BVerwG 7. Senat, Beschluss vom 10.07.2017, 7 B 14/16

E-Law Admin/ August 18, 2017/ BVerwG-Rechtsprechung/ 0Kommentare

BUNDESVERWALTUNGSGERICHT
BESCHLUSS
BVerwG 7 B 14.16

VG Halle – 30.06.2014 – AZ: VG 2 A 49/14 HAL
OVG Magdeburg – 06.07.2016 – AZ: OVG 2 L 84/14

In der Verwaltungsstreitsache hat der 7. Senat des Bundesverwaltungsgerichts
am 10. Juli 2017 durch
den Vorsitzenden Richter am Bundesverwaltungsgericht Prof. Dr. Korbmacher und die Richter am Bundesverwaltungsgericht Brandt und Böhmann
beschlossen:

Die Entscheidung des Oberverwaltungsgerichts des Landes Sachsen-Anhalt über die Nichtzulassung der Revision gegen sein aufgrund mündlicher Verhandlung vom 6. Juli 2016 ergangenes Urteil wird aufgehoben.

Die Revision wird zugelassen.

Die Entscheidung über die Kosten des Beschwerdeverfahrens folgt der Kostenentscheidung in der Hauptsache.

Der Wert des Streitgegenstandes wird für das Beschwerdeverfahren und – insoweit vorläufig – für das Revisionsverfahren auf jeweils 15 000 € festgesetzt.

Gründe

1 Die zulässige Beschwerde des Klägers ist begründet. Die Revision ist wegen grundsätzlicher Bedeutung der Rechtssache zuzulassen (§ 132 Abs. 2 Nr. 1 VwGO). Das Revisionsverfahren kann voraussichtlich zur Klärung der Frage beitragen, ob und inwieweit eine unterlassene oder fehlerhafte FFH-Vorprüfung einen Verfahrensfehler im Sinne von § 4 Abs. 1 Nr. 3 oder Abs. 1a Umweltrechtsbehelfsgesetz – UmwRG – begründen kann.

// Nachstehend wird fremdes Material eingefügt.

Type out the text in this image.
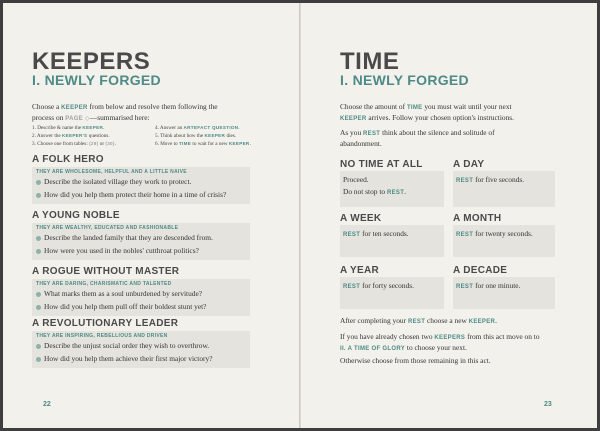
KEEPERS
I. NEWLY FORGED
Choose a KEEPER from below and resolve them following the
process on PAGE ◇—summarised here:
1. Describe & name the KEEPER.
2. Answer the KEEPER'S questions.
3. Choose one from tables: (29) or (30).
4. Answer an ARTEFACT QUESTION.
5. Think about how the KEEPER dies.
6. Move to TIME to wait for a new KEEPER.
A FOLK HERO
THEY ARE WHOLESOME, HELPFUL AND A LITTLE NAIVE
Describe the isolated village they work to protect.
How did you help them protect their home in a time of crisis?
A YOUNG NOBLE
THEY ARE WEALTHY, EDUCATED AND FASHIONABLE
Describe the landed family that they are descended from.
How were you used in the nobles' cutthroat politics?
A ROGUE WITHOUT MASTER
THEY ARE DARING, CHARISMATIC AND TALENTED
What marks them as a soul unburdened by servitude?
How did you help them pull off their boldest stunt yet?
A REVOLUTIONARY LEADER
THEY ARE INSPIRING, REBELLIOUS AND DRIVEN
Describe the unjust social order they wish to overthrow.
How did you help them achieve their first major victory?
22
TIME
I. NEWLY FORGED
Choose the amount of TIME you must wait until your next
KEEPER arrives. Follow your chosen option's instructions.
As you REST think about the silence and solitude of
abandonment.
NO TIME AT ALL
Proceed.
Do not stop to REST.
A DAY
REST for five seconds.
A WEEK
REST for ten seconds.
A MONTH
REST for twenty seconds.
A YEAR
REST for forty seconds.
A DECADE
REST for one minute.
After completing your REST choose a new KEEPER.
If you have already chosen two KEEPERS from this act move on to
II. A TIME OF GLORY to choose your next.
Otherwise choose from those remaining in this act.
23
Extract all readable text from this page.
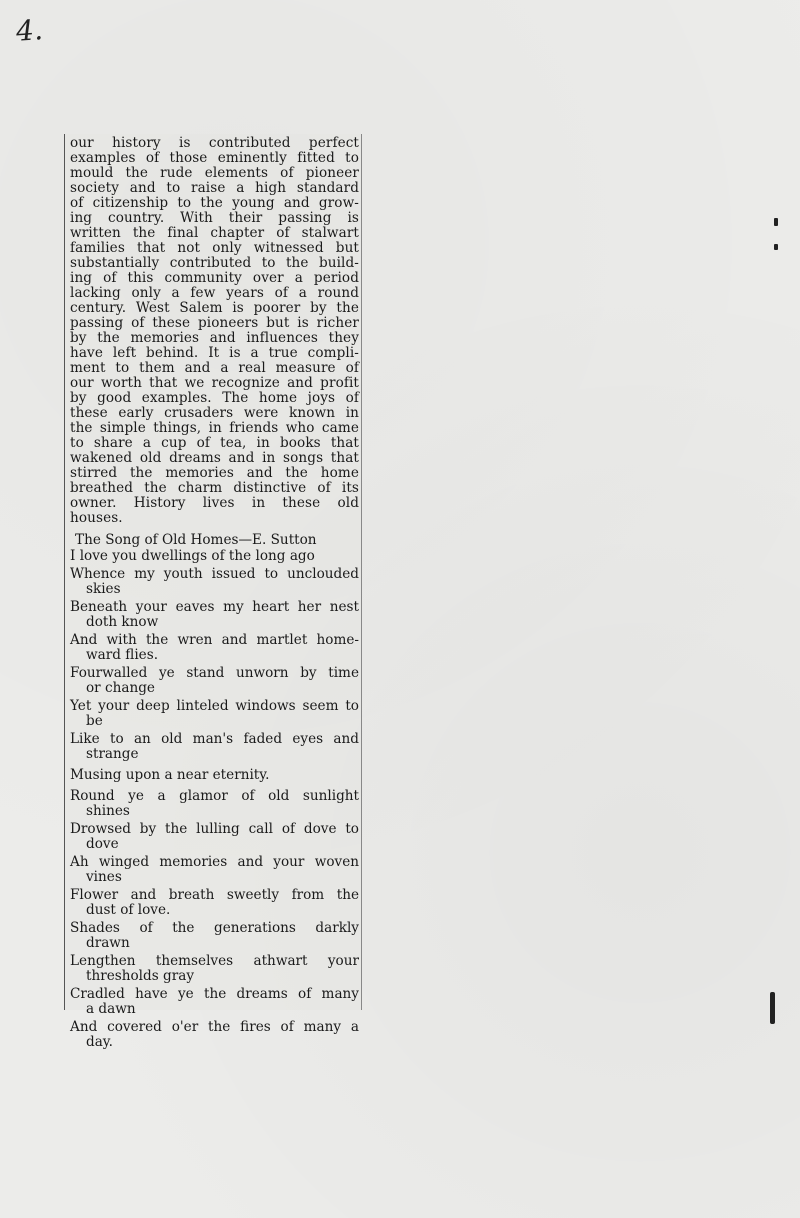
4.

our history is contributed perfect

examples of those eminently fitted to

mould the rude elements of pioneer

society and to raise a high standard

of citizenship to the young and grow-

ing country. With their passing is

written the final chapter of stalwart

families that not only witnessed but

substantially contributed to the build-

ing of this community over a period

lacking only a few years of a round

century. West Salem is poorer by the

passing of these pioneers but is richer

by the memories and influences they

have left behind. It is a true compli-

ment to them and a real measure of

our worth that we recognize and profit

by good examples. The home joys of

these early crusaders were known in

the simple things, in friends who came

to share a cup of tea, in books that

wakened old dreams and in songs that

stirred the memories and the home

breathed the charm distinctive of its

owner. History lives in these old

houses.

The Song of Old Homes—E. Sutton
I love you dwellings of the long ago
Whence my youth issued to unclouded
skies
Beneath your eaves my heart her nest
doth know
And with the wren and martlet home-
ward flies.
Fourwalled ye stand unworn by time
or change
Yet your deep linteled windows seem to
be
Like to an old man's faded eyes and
strange
Musing upon a near eternity.
Round ye a glamor of old sunlight
shines
Drowsed by the lulling call of dove to
dove
Ah winged memories and your woven
vines
Flower and breath sweetly from the
dust of love.
Shades of the generations darkly
drawn
Lengthen themselves athwart your
thresholds gray
Cradled have ye the dreams of many
a dawn
And covered o'er the fires of many a
day.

2 Die Festsetzung des Streitwerts beruht für das Beschwerdeverfahren auf § 47 Abs. 1 Satz 1, Abs. 3, § 52 Abs. 1 GKG. Für das Revisionsverfahren auf § 47 Abs. 1 Satz 1, § 52 Abs. 1, § 63 Abs. 1 GKG.

Rechtsbehelfsbelehrung

Das Beschwerdeverfahren wird als Revisionsverfahren unter dem Aktenzeichen BVerwG 7 C 24.17 fortgesetzt. Der Einlegung einer Revision durch den Beschwerdeführer bedarf es nicht.

Die Revision ist innerhalb eines Monats nach Zustellung dieses Beschlusses zu begründen. Die Begründung ist bei dem Bundesverwaltungsgericht, Simsonplatz 1, 04107 Leipzig, schriftlich oder in elektronischer Form (Verordnung über den elektronischen Rechtsverkehr beim Bundesverwaltungsgericht und beim Bundesfinanzhof vom 26. November 2004, BGBl. I S. 3091, zuletzt geändert durch die Verordnung vom 10. Dezember 2015, BGBl. I S. 2207) einzureichen.

Für die Beteiligten besteht Vertretungszwang; dies gilt auch für die Begründung der Revision. Die Beteiligten müssen sich durch Bevollmächtigte im Sinne von § 67 Abs. 4 Satz 3 bis 6 VwGO, § 5 Nr. 6 Alt. 2 RDGEG vertreten lassen.